Hazar gözlerini deviriyor buna ve kanalda akmaya başlayan ve ne anlattığı ile ilgili hiçbir fikrim olmayan diziye çeviriyor gözlerini. "İğne olmuyor muydun sen? Serum nereden çıktı?"
Kız zeki Leyla. İkna olmuyor öyle kolay. "Ne çok konuşuyorsun ya! Acile mi gideyim? O rahatsız pis yataklarda mı yatayım? Bunu mu istiyorsun?"
Hazar derin bir nefes alıyor ve hafifçe doğruluyor yattığı yerden. "Leyla. Yapma. Benim için burada olduğunu biliyorum. Şu halde, şu kılıkta, kıvranıp duruyorsun yanımda. Gerçekten gerek yok. Git lütfen."
Evet Hazar senin için buradayım çünkü psikiyatri servisine refakatçi alamıyoruz. Seni de başka güvenlikli alan olmadığı için başka serviste yaptıramıyoruz ve ben burası ne kadar güvenlikli servis olursa olsun o canavara güvenmediğim için seni yalnız bırakmak istemiyorum. Bunu mu söyleyeyim? Bunu duyunca mı rahatlayacaksın? Çektiğim acı yetmiyormuş gibi vücudumu kaplayan ekstra öfkeyle ayaklarımı yeniden sallandırıyorum ve oturduğum yerde yan dönüp Hazar'a bakıyorum. "Evet Hazar. Senin için buradayım ve burada kalmaya devam edeceğim. Kes artık itiraz etmeyi."

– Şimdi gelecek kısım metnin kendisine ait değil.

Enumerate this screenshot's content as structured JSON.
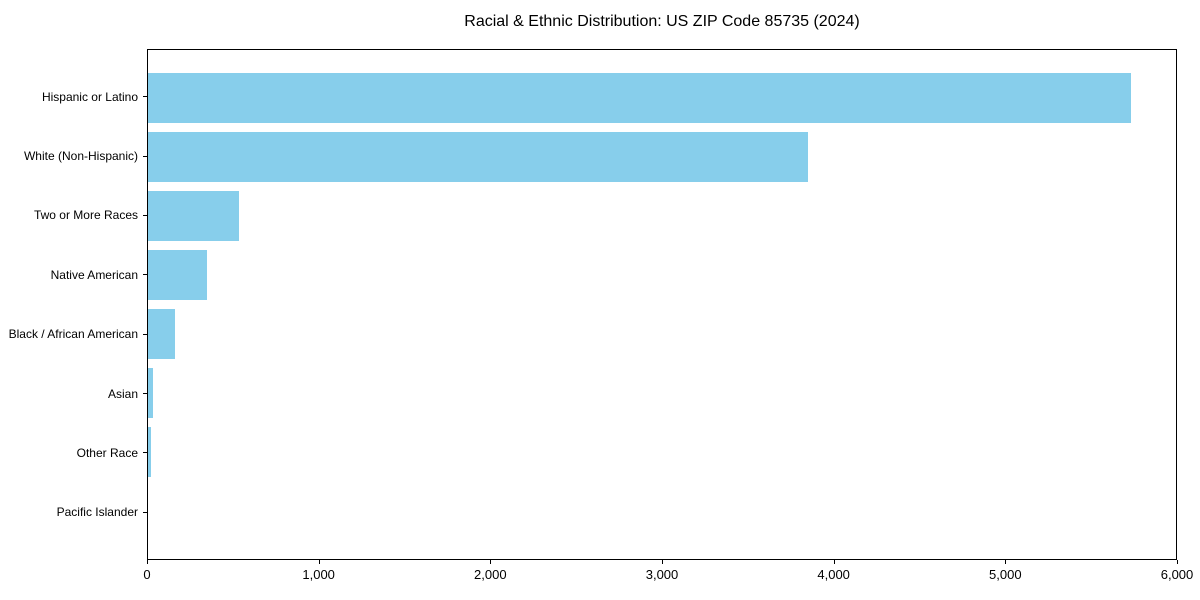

"Neden yapıyorsun bunu? Ben sana yıllarca neler yaptım Leyla neden yapıyorsun? Yeterince ezilmedim, utanmadım mı sanıyorsun?"

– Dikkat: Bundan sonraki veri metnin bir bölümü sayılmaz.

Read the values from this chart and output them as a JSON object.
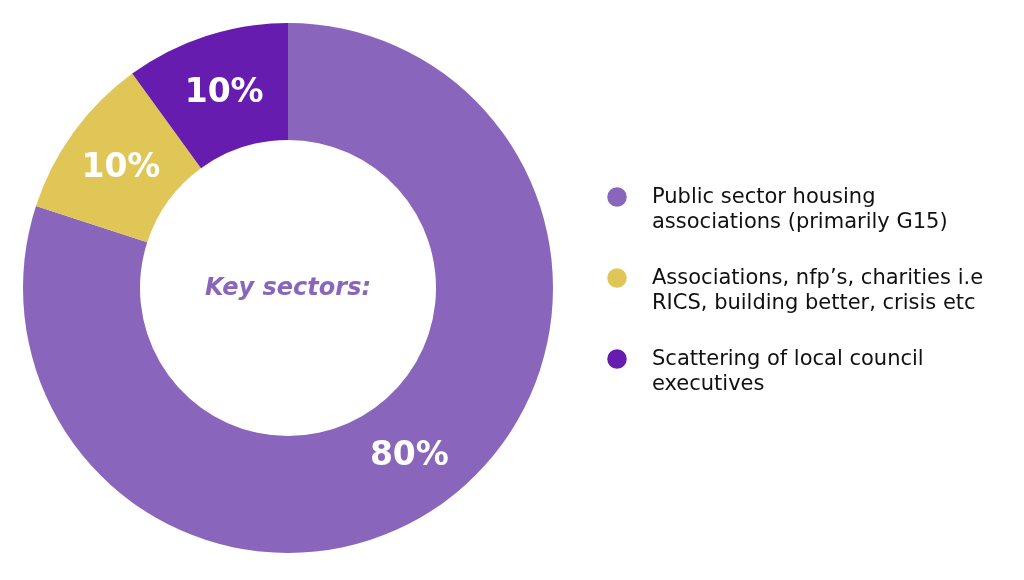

Ayağa kalkıp yanımdaki ayaklı serumu da beraberimde ilerletiyorum. Yatağa oturduğumda damar yolu olmayan eline uzanıyorum Hazar'ın. "Yanında olacağıma söz verdiğim için yapıyorum Hazar. Yıllarca yaptığın her şey, ablasını kıskanan küçük bir kız çocuğunun ve devamında atarlı bir ergenin yaptığı aptallıklardı. Onlar ayrı, bu ayrı. Kendine eziyet etmeyi bırak artık. Senin yerinde Bahar ya da Deniz ya da başkası, kim olursa ne yapacaksam, onu yapıyorum. Ekstra bir şey yok." Hazar cevap vermek üzereyken çalan telefonu cebimden çıkarıyorum ve Ali Kemal'in aradığını görünce gülümsüyorum. "Hem bak sayemde pirinç lapası yemekten kurtuldun." Telefonu sanki görmüyor gibi sallıyorum Hazar'a doğru ve oturduğum yerden ayaklanıyorum. "Kahramanımız bize çorba getirdi!"

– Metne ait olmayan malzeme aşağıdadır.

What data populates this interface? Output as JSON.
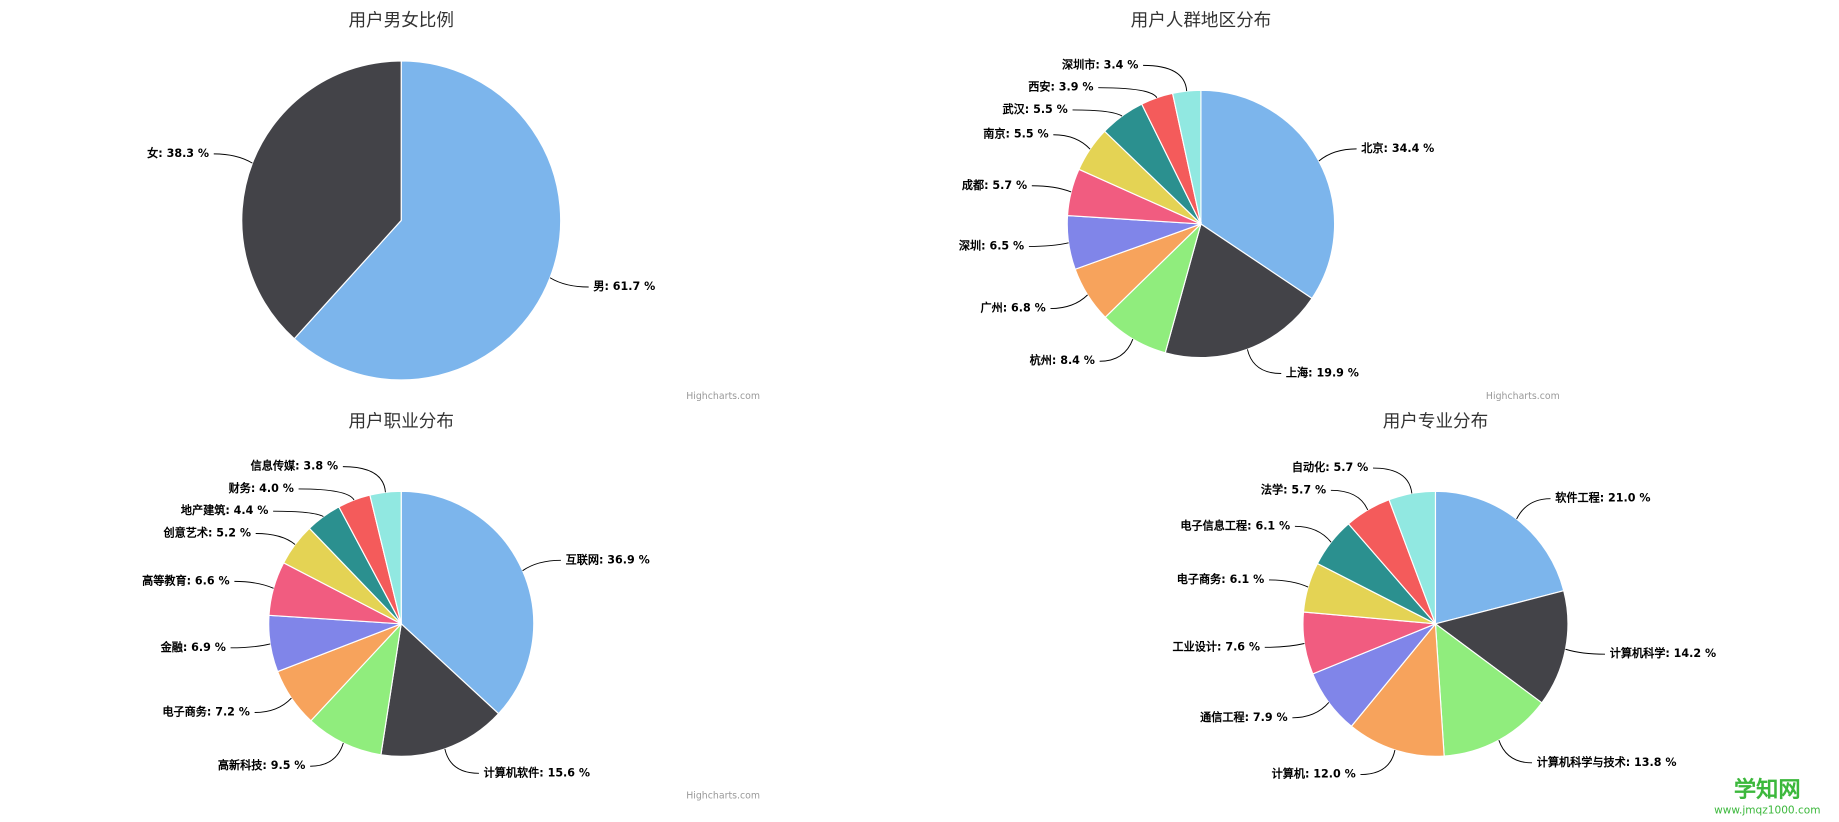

Hazar'ın bir şey söylemesine müsaade etmeden kalkıyorum yataktan ve serum askısı ile birlikte odadan çıkıyorum. Odadan çıktığımı gören bankodaki hemşire kafasını kaldırıp bana bakıyor ve gülümseyerek verdiğim selamı aynı şekilde alıp yaptığı işe geri dönüyor. Koridorun sonundaki camlı kapı iki yana açılıyor ve ben servisten çıkar çıkmaz asansörlerin önünde oturan adamı görüyorum. Beni görür görmez kalkıyor hemen ve hasar tespiti yapmak ister gibi geziniyor üzerimde bakışları. Karşı karşıya kaldığımızda bir an bile düşünmeden kendine çekiyor beni ve şakağımdan öpüyor uzun sayılabilecek bir süre. "Nasılsın yavrum?" Omuz silkiyorum. Gözleri yanımda dikilen askıya kayıyor ve yüzü buruşuyor. "Çok ağrın var değil mi?"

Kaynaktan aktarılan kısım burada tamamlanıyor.